Can you provide some examples? People say this a lot, but the cases I've been able to find tend to be things like U+01F1 LATIN CAPITAL LETTER DZ, which is only not well defined in the sense that Unicode defines it wrong (as one character rather than two) presumably-on-purpose, for compatibility with one or more older character encodings.


I don’t know about DZ, but things that are two letters in one language can be one in another (famously ij in Dutch, but there are others).

Also, things like æ and œ are much easier to deal with if they are a single glyphs. Their upper-case versions are respectively Æ and Œ even in languages where they are two letters.

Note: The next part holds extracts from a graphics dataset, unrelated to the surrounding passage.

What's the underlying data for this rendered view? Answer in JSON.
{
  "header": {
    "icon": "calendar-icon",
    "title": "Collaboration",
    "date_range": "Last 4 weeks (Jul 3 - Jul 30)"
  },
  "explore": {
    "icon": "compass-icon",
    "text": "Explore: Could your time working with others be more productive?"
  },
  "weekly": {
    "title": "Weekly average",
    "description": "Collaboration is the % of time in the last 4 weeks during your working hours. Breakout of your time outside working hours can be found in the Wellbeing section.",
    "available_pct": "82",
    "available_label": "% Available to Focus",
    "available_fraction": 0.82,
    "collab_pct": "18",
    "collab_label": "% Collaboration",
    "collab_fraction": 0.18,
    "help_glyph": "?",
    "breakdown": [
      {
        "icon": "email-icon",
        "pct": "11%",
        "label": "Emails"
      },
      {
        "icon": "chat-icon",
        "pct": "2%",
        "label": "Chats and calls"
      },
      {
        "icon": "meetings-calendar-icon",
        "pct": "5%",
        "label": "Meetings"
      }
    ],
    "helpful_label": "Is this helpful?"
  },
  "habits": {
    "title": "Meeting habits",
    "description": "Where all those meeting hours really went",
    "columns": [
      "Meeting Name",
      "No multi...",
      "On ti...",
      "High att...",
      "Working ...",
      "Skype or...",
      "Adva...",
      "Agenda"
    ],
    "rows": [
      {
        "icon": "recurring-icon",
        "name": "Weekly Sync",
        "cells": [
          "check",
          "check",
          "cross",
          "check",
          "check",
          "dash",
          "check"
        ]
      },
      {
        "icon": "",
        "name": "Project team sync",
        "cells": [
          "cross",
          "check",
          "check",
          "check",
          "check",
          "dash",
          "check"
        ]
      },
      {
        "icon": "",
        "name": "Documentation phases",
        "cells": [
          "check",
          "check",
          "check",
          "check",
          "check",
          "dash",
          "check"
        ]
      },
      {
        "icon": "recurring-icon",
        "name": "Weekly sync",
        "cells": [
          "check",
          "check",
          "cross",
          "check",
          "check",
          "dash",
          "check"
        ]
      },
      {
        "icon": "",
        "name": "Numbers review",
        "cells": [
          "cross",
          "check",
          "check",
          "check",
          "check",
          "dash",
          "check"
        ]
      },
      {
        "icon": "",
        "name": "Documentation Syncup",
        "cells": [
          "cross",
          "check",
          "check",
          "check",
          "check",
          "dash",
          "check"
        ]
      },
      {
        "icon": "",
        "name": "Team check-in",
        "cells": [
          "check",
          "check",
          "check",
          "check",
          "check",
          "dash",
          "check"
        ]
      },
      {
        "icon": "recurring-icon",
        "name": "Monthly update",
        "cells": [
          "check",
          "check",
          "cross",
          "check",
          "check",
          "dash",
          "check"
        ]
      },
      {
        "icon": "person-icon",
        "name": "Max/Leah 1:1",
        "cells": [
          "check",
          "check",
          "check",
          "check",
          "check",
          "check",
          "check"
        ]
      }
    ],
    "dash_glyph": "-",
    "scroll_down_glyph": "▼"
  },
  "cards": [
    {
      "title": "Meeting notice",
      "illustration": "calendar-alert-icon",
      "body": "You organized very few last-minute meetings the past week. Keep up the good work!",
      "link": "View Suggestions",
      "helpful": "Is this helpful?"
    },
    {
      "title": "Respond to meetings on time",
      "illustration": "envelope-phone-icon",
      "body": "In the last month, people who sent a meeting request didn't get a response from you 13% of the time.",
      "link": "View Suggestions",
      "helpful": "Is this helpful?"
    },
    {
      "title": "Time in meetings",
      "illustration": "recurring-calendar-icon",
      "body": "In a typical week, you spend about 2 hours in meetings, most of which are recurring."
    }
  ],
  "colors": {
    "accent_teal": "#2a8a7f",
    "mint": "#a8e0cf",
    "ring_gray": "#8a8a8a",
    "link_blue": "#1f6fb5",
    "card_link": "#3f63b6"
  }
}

I suppose that now we would do it with something like ZWJs to make sure that both letters are transformed consistently but there are technical reasons behind the current situation.

[edit] here you go: dz is the 7th letter of the Hungarian alphabet, but the capital version (in a normal sentence) of dz is Dz and not DZ. Yeah, languages are weird: https://en.m.wikipedia.org/wiki/Hungarian_alphabet


> famously ij in Dutch

ij is considered two letters in Dutch, although they go by special rules: https://onzetaal.nl/taalloket/ij-plaats-in-alfabet


Is DZ "wrong" because it's not considered a digraph by professionals, or because people don't agree that digraphs should be considered single characters?


"DZ" isn't 'wrong', it's a perfectly valid two-character string consisting of "D" followed by "Z". Assigning to a multi-character string a encoded representation that isn't the concatenation of representations of each character in the string (especially while insisting that that makes it a distinct character in its own right) is what's wrong.


But the letter DZ is not the same thing as the letter D followed by the letter Z. It's a standalone letter in e.g. Hungarian or Slovak, much like æ isn't "ae".


True - I was thinking of Unicode's definition ("[extended] grapheme clusters").